Hugh Macartney, Duke University
A key aspect of economics involves understanding how inputs combine to produce output. While this is typically thought of in a manufacturing context, it is also applicable to education settings.
Establishing the connection between inputs and output in education should matter to policy makers and society writ large, as this knowledge is crucial for allocating scarce resources. The cost effectiveness of various education inputs also has important implications for the effectiveness of incentive and competition reforms. These considerations are relevant given the large share of government spending that is spent on education and the implications of education for a country’s future prosperity and civic engagement more broadly.
A useful way to measure education output is through standardized test scores. While critiques of such metrics are not without merit, the common scale is important for comparing students to each other and to themselves over time. Moreover, persuasive evidence suggests that improved test score performance is reflected in higher earnings later in life.
What about education inputs? There are many to consider, including the accumulated knowledge of students and their peers, the ability and effort of teachers, and the size of classes. In each case, we need to establish how the input causally affects test scores, which is no easy task. To understand why, let us focus specifically on class size, which has been the subject of a great deal of work by economics of education researchers.
Class Size Reduction and Unobserved Inputs
Intuitively, we might expect that a smaller class would lead to higher test scores, all else being equal. However, even if that is the case, simply analyzing the correlation between test scores and class size is likely to be misleading. This is because of unobserved determinants of test scores that are also correlated with class size. Which is to say, among the many inputs that affect student learning, only some of them are observed by the researcher. Anything relevant that is unobserved can lead the correlation and the causal effect to diverge.
A nice example of this is provided by Lazear (2001), which looks at the relationship between class size and unobserved student disruption in the classroom. Given that students have the potential to disrupt learning by acting out, teachers must allocate their time between actual teaching and providing discipline. As students become more disruptive, teachers devote more time to the latter, which results in less learning for all students in the classroom. Lazear uses an economic model to argue that administrators should create smaller classes if students are more likely to be disruptive. So, while smaller classes might result in higher test scores, they may also indicate elevated student disruption (which is associated with lower scores), making any analysis of correlation inconclusive with respect to causation.
Identifying the Causal Effect: Experiments and Quasi-Experiments
To make headway in identifying the causal effect of class size reduction, researchers have employed more sophisticated empirical techniques, which have been made possible as student-level administrative data has become broadly available.

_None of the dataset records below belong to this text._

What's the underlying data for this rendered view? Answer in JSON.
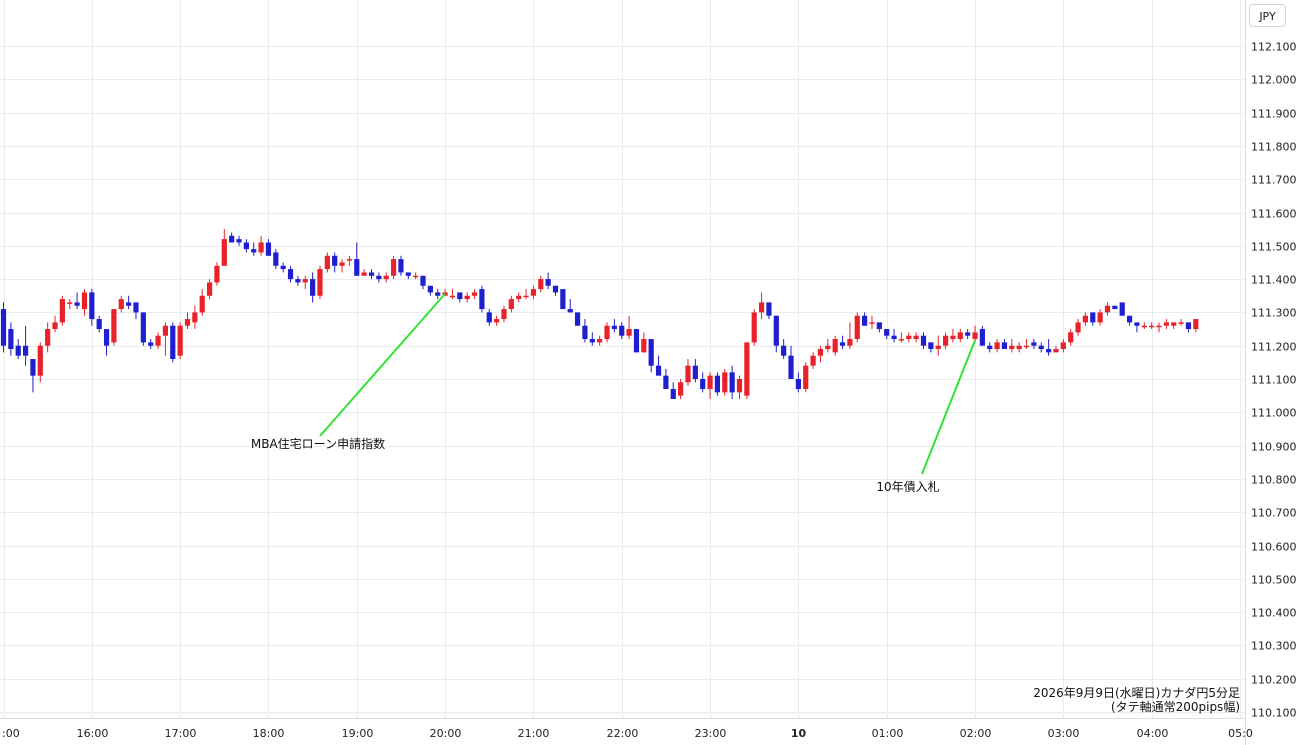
{
  "chart_data": {
    "type": "candlestick",
    "currency": "JPY",
    "y_ticks": [
      "112.100",
      "112.000",
      "111.900",
      "111.800",
      "111.700",
      "111.600",
      "111.500",
      "111.400",
      "111.300",
      "111.200",
      "111.100",
      "111.000",
      "110.900",
      "110.800",
      "110.700",
      "110.600",
      "110.500",
      "110.400",
      "110.300",
      "110.200",
      "110.100"
    ],
    "ylim": [
      110.1,
      112.1
    ],
    "x_ticks": [
      {
        "label": ":00",
        "bar": 0
      },
      {
        "label": "16:00",
        "bar": 12
      },
      {
        "label": "17:00",
        "bar": 24
      },
      {
        "label": "18:00",
        "bar": 36
      },
      {
        "label": "19:00",
        "bar": 48
      },
      {
        "label": "20:00",
        "bar": 60
      },
      {
        "label": "21:00",
        "bar": 72
      },
      {
        "label": "22:00",
        "bar": 84
      },
      {
        "label": "23:00",
        "bar": 96
      },
      {
        "label": "10",
        "bar": 108,
        "bold": true
      },
      {
        "label": "01:00",
        "bar": 120
      },
      {
        "label": "02:00",
        "bar": 132
      },
      {
        "label": "03:00",
        "bar": 144
      },
      {
        "label": "04:00",
        "bar": 156
      },
      {
        "label": "05:0",
        "bar": 168
      }
    ],
    "colors": {
      "up": "#e8222a",
      "down": "#1f1fd0"
    },
    "candles": [
      [
        111.31,
        111.33,
        111.18,
        111.2
      ],
      [
        111.25,
        111.27,
        111.17,
        111.19
      ],
      [
        111.2,
        111.22,
        111.16,
        111.17
      ],
      [
        111.2,
        111.26,
        111.14,
        111.17
      ],
      [
        111.16,
        111.16,
        111.06,
        111.11
      ],
      [
        111.11,
        111.21,
        111.09,
        111.2
      ],
      [
        111.2,
        111.27,
        111.18,
        111.25
      ],
      [
        111.25,
        111.29,
        111.24,
        111.27
      ],
      [
        111.27,
        111.35,
        111.26,
        111.34
      ],
      [
        111.33,
        111.34,
        111.31,
        111.33
      ],
      [
        111.33,
        111.36,
        111.31,
        111.32
      ],
      [
        111.31,
        111.37,
        111.29,
        111.36
      ],
      [
        111.36,
        111.37,
        111.26,
        111.28
      ],
      [
        111.28,
        111.29,
        111.24,
        111.25
      ],
      [
        111.25,
        111.25,
        111.17,
        111.2
      ],
      [
        111.21,
        111.31,
        111.2,
        111.31
      ],
      [
        111.31,
        111.35,
        111.3,
        111.34
      ],
      [
        111.33,
        111.35,
        111.31,
        111.32
      ],
      [
        111.33,
        111.33,
        111.28,
        111.3
      ],
      [
        111.3,
        111.3,
        111.2,
        111.21
      ],
      [
        111.21,
        111.22,
        111.19,
        111.2
      ],
      [
        111.2,
        111.24,
        111.19,
        111.23
      ],
      [
        111.23,
        111.27,
        111.17,
        111.26
      ],
      [
        111.26,
        111.27,
        111.15,
        111.16
      ],
      [
        111.17,
        111.27,
        111.16,
        111.26
      ],
      [
        111.26,
        111.3,
        111.25,
        111.28
      ],
      [
        111.27,
        111.32,
        111.25,
        111.3
      ],
      [
        111.3,
        111.37,
        111.29,
        111.35
      ],
      [
        111.35,
        111.4,
        111.34,
        111.39
      ],
      [
        111.39,
        111.45,
        111.38,
        111.44
      ],
      [
        111.44,
        111.55,
        111.44,
        111.52
      ],
      [
        111.53,
        111.54,
        111.51,
        111.51
      ],
      [
        111.52,
        111.53,
        111.5,
        111.51
      ],
      [
        111.51,
        111.52,
        111.48,
        111.49
      ],
      [
        111.49,
        111.51,
        111.47,
        111.48
      ],
      [
        111.48,
        111.53,
        111.47,
        111.51
      ],
      [
        111.51,
        111.52,
        111.47,
        111.47
      ],
      [
        111.48,
        111.49,
        111.43,
        111.44
      ],
      [
        111.44,
        111.45,
        111.42,
        111.43
      ],
      [
        111.43,
        111.44,
        111.39,
        111.4
      ],
      [
        111.4,
        111.41,
        111.38,
        111.39
      ],
      [
        111.39,
        111.41,
        111.37,
        111.4
      ],
      [
        111.4,
        111.42,
        111.33,
        111.35
      ],
      [
        111.35,
        111.44,
        111.34,
        111.43
      ],
      [
        111.43,
        111.48,
        111.42,
        111.47
      ],
      [
        111.47,
        111.48,
        111.42,
        111.44
      ],
      [
        111.44,
        111.46,
        111.42,
        111.45
      ],
      [
        111.46,
        111.47,
        111.44,
        111.46
      ],
      [
        111.46,
        111.51,
        111.41,
        111.41
      ],
      [
        111.41,
        111.43,
        111.41,
        111.42
      ],
      [
        111.42,
        111.43,
        111.4,
        111.41
      ],
      [
        111.41,
        111.42,
        111.39,
        111.4
      ],
      [
        111.4,
        111.42,
        111.39,
        111.41
      ],
      [
        111.41,
        111.47,
        111.4,
        111.46
      ],
      [
        111.46,
        111.47,
        111.41,
        111.42
      ],
      [
        111.42,
        111.42,
        111.4,
        111.41
      ],
      [
        111.41,
        111.42,
        111.4,
        111.41
      ],
      [
        111.41,
        111.41,
        111.37,
        111.38
      ],
      [
        111.38,
        111.38,
        111.35,
        111.36
      ],
      [
        111.36,
        111.37,
        111.34,
        111.35
      ],
      [
        111.35,
        111.37,
        111.35,
        111.36
      ],
      [
        111.35,
        111.37,
        111.34,
        111.35
      ],
      [
        111.36,
        111.36,
        111.33,
        111.34
      ],
      [
        111.34,
        111.36,
        111.33,
        111.35
      ],
      [
        111.35,
        111.37,
        111.34,
        111.36
      ],
      [
        111.37,
        111.38,
        111.3,
        111.31
      ],
      [
        111.3,
        111.31,
        111.26,
        111.27
      ],
      [
        111.27,
        111.29,
        111.26,
        111.28
      ],
      [
        111.28,
        111.32,
        111.27,
        111.31
      ],
      [
        111.31,
        111.35,
        111.3,
        111.34
      ],
      [
        111.34,
        111.36,
        111.33,
        111.35
      ],
      [
        111.35,
        111.37,
        111.34,
        111.35
      ],
      [
        111.35,
        111.38,
        111.34,
        111.37
      ],
      [
        111.37,
        111.41,
        111.36,
        111.4
      ],
      [
        111.4,
        111.42,
        111.37,
        111.38
      ],
      [
        111.38,
        111.38,
        111.35,
        111.36
      ],
      [
        111.37,
        111.37,
        111.31,
        111.31
      ],
      [
        111.31,
        111.34,
        111.3,
        111.3
      ],
      [
        111.3,
        111.3,
        111.26,
        111.26
      ],
      [
        111.26,
        111.28,
        111.21,
        111.22
      ],
      [
        111.22,
        111.24,
        111.2,
        111.21
      ],
      [
        111.21,
        111.23,
        111.2,
        111.22
      ],
      [
        111.22,
        111.27,
        111.21,
        111.26
      ],
      [
        111.26,
        111.28,
        111.24,
        111.25
      ],
      [
        111.26,
        111.27,
        111.22,
        111.23
      ],
      [
        111.23,
        111.29,
        111.22,
        111.25
      ],
      [
        111.25,
        111.25,
        111.18,
        111.18
      ],
      [
        111.18,
        111.24,
        111.18,
        111.22
      ],
      [
        111.22,
        111.22,
        111.12,
        111.14
      ],
      [
        111.14,
        111.17,
        111.11,
        111.11
      ],
      [
        111.11,
        111.13,
        111.07,
        111.07
      ],
      [
        111.07,
        111.09,
        111.04,
        111.04
      ],
      [
        111.05,
        111.1,
        111.04,
        111.09
      ],
      [
        111.09,
        111.16,
        111.08,
        111.14
      ],
      [
        111.14,
        111.16,
        111.09,
        111.1
      ],
      [
        111.1,
        111.12,
        111.06,
        111.07
      ],
      [
        111.07,
        111.12,
        111.04,
        111.11
      ],
      [
        111.11,
        111.12,
        111.05,
        111.06
      ],
      [
        111.06,
        111.13,
        111.05,
        111.12
      ],
      [
        111.12,
        111.14,
        111.04,
        111.06
      ],
      [
        111.06,
        111.11,
        111.04,
        111.1
      ],
      [
        111.05,
        111.21,
        111.04,
        111.21
      ],
      [
        111.21,
        111.31,
        111.2,
        111.3
      ],
      [
        111.3,
        111.36,
        111.28,
        111.33
      ],
      [
        111.33,
        111.33,
        111.28,
        111.29
      ],
      [
        111.29,
        111.29,
        111.18,
        111.2
      ],
      [
        111.2,
        111.22,
        111.16,
        111.17
      ],
      [
        111.17,
        111.2,
        111.1,
        111.1
      ],
      [
        111.1,
        111.12,
        111.06,
        111.07
      ],
      [
        111.07,
        111.15,
        111.06,
        111.14
      ],
      [
        111.14,
        111.18,
        111.13,
        111.17
      ],
      [
        111.17,
        111.2,
        111.15,
        111.19
      ],
      [
        111.19,
        111.22,
        111.18,
        111.2
      ],
      [
        111.18,
        111.23,
        111.17,
        111.22
      ],
      [
        111.21,
        111.23,
        111.19,
        111.2
      ],
      [
        111.2,
        111.27,
        111.19,
        111.22
      ],
      [
        111.22,
        111.3,
        111.21,
        111.29
      ],
      [
        111.29,
        111.3,
        111.26,
        111.26
      ],
      [
        111.27,
        111.29,
        111.25,
        111.27
      ],
      [
        111.27,
        111.27,
        111.24,
        111.25
      ],
      [
        111.25,
        111.25,
        111.22,
        111.23
      ],
      [
        111.23,
        111.25,
        111.21,
        111.22
      ],
      [
        111.22,
        111.24,
        111.21,
        111.22
      ],
      [
        111.22,
        111.24,
        111.21,
        111.23
      ],
      [
        111.22,
        111.24,
        111.21,
        111.23
      ],
      [
        111.23,
        111.24,
        111.19,
        111.2
      ],
      [
        111.21,
        111.21,
        111.18,
        111.19
      ],
      [
        111.19,
        111.23,
        111.17,
        111.2
      ],
      [
        111.2,
        111.24,
        111.19,
        111.23
      ],
      [
        111.22,
        111.25,
        111.21,
        111.23
      ],
      [
        111.22,
        111.25,
        111.21,
        111.24
      ],
      [
        111.24,
        111.25,
        111.22,
        111.23
      ],
      [
        111.22,
        111.26,
        111.21,
        111.24
      ],
      [
        111.25,
        111.26,
        111.2,
        111.2
      ],
      [
        111.2,
        111.21,
        111.18,
        111.19
      ],
      [
        111.19,
        111.22,
        111.18,
        111.21
      ],
      [
        111.21,
        111.22,
        111.19,
        111.19
      ],
      [
        111.19,
        111.22,
        111.18,
        111.2
      ],
      [
        111.19,
        111.21,
        111.18,
        111.2
      ],
      [
        111.2,
        111.22,
        111.19,
        111.2
      ],
      [
        111.21,
        111.22,
        111.19,
        111.2
      ],
      [
        111.2,
        111.21,
        111.18,
        111.19
      ],
      [
        111.19,
        111.22,
        111.17,
        111.18
      ],
      [
        111.18,
        111.2,
        111.18,
        111.19
      ],
      [
        111.19,
        111.22,
        111.18,
        111.21
      ],
      [
        111.21,
        111.25,
        111.2,
        111.24
      ],
      [
        111.24,
        111.28,
        111.23,
        111.27
      ],
      [
        111.27,
        111.3,
        111.26,
        111.29
      ],
      [
        111.3,
        111.3,
        111.26,
        111.27
      ],
      [
        111.27,
        111.31,
        111.26,
        111.3
      ],
      [
        111.3,
        111.33,
        111.29,
        111.32
      ],
      [
        111.32,
        111.32,
        111.31,
        111.31
      ],
      [
        111.33,
        111.33,
        111.29,
        111.29
      ],
      [
        111.29,
        111.29,
        111.26,
        111.27
      ],
      [
        111.27,
        111.27,
        111.24,
        111.26
      ],
      [
        111.26,
        111.27,
        111.25,
        111.26
      ],
      [
        111.26,
        111.27,
        111.25,
        111.26
      ],
      [
        111.26,
        111.27,
        111.24,
        111.26
      ],
      [
        111.26,
        111.28,
        111.25,
        111.27
      ],
      [
        111.26,
        111.27,
        111.25,
        111.27
      ],
      [
        111.27,
        111.28,
        111.26,
        111.27
      ],
      [
        111.27,
        111.27,
        111.24,
        111.25
      ],
      [
        111.25,
        111.28,
        111.24,
        111.28
      ]
    ],
    "annotations": [
      {
        "text": "MBA住宅ローン申請指数",
        "bar": 60
      },
      {
        "text": "10年債入札",
        "bar": 132
      }
    ],
    "caption": [
      "2026年9月9日(水曜日)カナダ円5分足",
      "(タテ軸通常200pips幅)"
    ]
  }
}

One possibility is to carry out an experiment, which uncovers the causal effect by design by randomly assigning students to small or larger classes. However, despite clear advantages, there are at least two downsides to such an approach. First, experiments are often implemented at smaller scales due to their cost, which makes it difficult to know if findings that emerge are applicable to the broader population. Second, teachers might alter their behavior if they are aware they are part of an experiment.
Sufficiently clever quasi-experiments, which exploit natural variation in class size, are able to overcome these disadvantages. An especially convincing approach is the regression discontinuity design, which utilizes a threshold or cutoff to make a sharp distinction in how otherwise similar subjects are treated. In the case of class size, it exploits continuous variation in school enrollment around discontinuous variation in class size from maximum class size rules.
For example, if maximum class sizes are set at 20 students, a school with between 21 and 40 first graders would have two first grade classes, while a school with between 41 and 60 would have three. As enrollment goes from 40 to 41, individual class size changes from 20 to 13 or 14. By calculating the difference in test scores (if any) between schools with enrollment just below 40 and just above it, researchers are able to obtain the causal effect of class size on test scores, under the assumption that unobserved determinants of test scores are similar for each type of school.
Crucially, this assumption does not need to be taken as an article of faith. It can be tested in a variety of ways. First, we can check to ensure that schools are equally likely to be observed on either side of the cutoff. Second, we can verify that the observed characteristics of schools are alike on either side of the cutoff, so that otherwise similar schools are being compared. Third, we can examine whether discontinuous jumps in test scores occur for enrollments other than the cutoff. This should be a very rare occurrence if the research design is sound.
Beyond identifying the direct effect of smaller classes, researchers have also considered indirect effects. In equilibrium, decreasing class size requires a greater number of teachers, which can lower teacher quality, particularly for large education systems. On the other hand, if public school quality increases from having smaller class sizes, then some private school students may be drawn back into the public system at the margin, which could further increase public school quality.
In using economic theory and applied techniques like regression discontinuity design to evaluate education policies, society can begin to understand their effects—and in understanding them, we can make more informed choices about future education reforms.